Inez’s first husband was career Army before his fatal fall from the rim of the Grand Canyon while they were on their camping honeymoon.

In addition to coffee, there’s toast slathered in butter and fried pork chops with grilled onions. Inez, nursing a cup of sugarless black coffee, sits across from me while I eat.

“While I’m at the bank, you need to sell your truck,” she says. “Tell ’em your mother just died and you have to pay for the funeral.”

I roll my eyes.

“But first you need to drive over to the Home Depot and buy a couple of bags of lime.” She taps her cigarette ash onto the butter dish. “To keep Dave from stinking to high heaven.”

“You sure you want to do this?” I ask. “We can still call the cops…”

“Bill. You need to do a reality check. Mexico is the only option.”

Inez wears the pearl-handled 9mm jammed in the front of her miniskirt like a threat.

“OK,” I say.

Before we leave the house Inez calls Dave’s work and tells them he’s come down with the flu.

 

On my way over to Larry’s Used Autos to sell my truck, I have this urge to amscray out of town; leave Inez holding the proverbial bag. Maybe catch up with my brother in Ft. Lauderdale. I even hit the gas and bolt out Route 170 into the countryside. I pull over by a fallow field that reminds me of my worthless existence. Light shimmers off the quicksilver surface of a pool of standing water in the drainage ditch beside the road.

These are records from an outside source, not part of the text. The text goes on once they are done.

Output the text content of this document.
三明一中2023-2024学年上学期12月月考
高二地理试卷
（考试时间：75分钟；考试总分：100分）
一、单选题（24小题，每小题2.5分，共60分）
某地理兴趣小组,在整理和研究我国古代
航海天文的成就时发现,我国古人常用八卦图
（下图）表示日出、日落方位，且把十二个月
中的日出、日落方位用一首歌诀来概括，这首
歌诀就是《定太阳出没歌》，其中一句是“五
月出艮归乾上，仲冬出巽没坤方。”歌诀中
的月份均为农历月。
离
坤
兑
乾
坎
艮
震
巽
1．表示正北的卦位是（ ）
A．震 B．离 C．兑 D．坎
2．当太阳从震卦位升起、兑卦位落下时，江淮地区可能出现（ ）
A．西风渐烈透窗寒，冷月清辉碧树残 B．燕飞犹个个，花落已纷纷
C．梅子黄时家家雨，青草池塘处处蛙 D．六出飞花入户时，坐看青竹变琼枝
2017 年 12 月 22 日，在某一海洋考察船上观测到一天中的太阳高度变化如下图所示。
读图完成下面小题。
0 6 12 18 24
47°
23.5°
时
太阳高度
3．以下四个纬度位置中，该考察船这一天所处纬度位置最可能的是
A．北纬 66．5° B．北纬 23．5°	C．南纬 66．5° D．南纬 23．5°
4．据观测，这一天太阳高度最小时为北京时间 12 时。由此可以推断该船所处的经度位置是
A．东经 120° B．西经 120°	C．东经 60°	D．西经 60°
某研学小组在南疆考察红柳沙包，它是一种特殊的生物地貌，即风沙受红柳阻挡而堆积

Next thing I see Inez in the aquatic mirror, tears in her eyes, the front of her blouse half undone. In a chocked-up voice she’s telling a burley Broderick Crawford look-alike sheriff the lurid details of how I blew away poor Dave in a drug crazed rage, then forced her to perform an obscene sex act. When this vision dematerializes into the here and now, I realize that not only can’t I take a powder. I can’t let Inez out of my sight!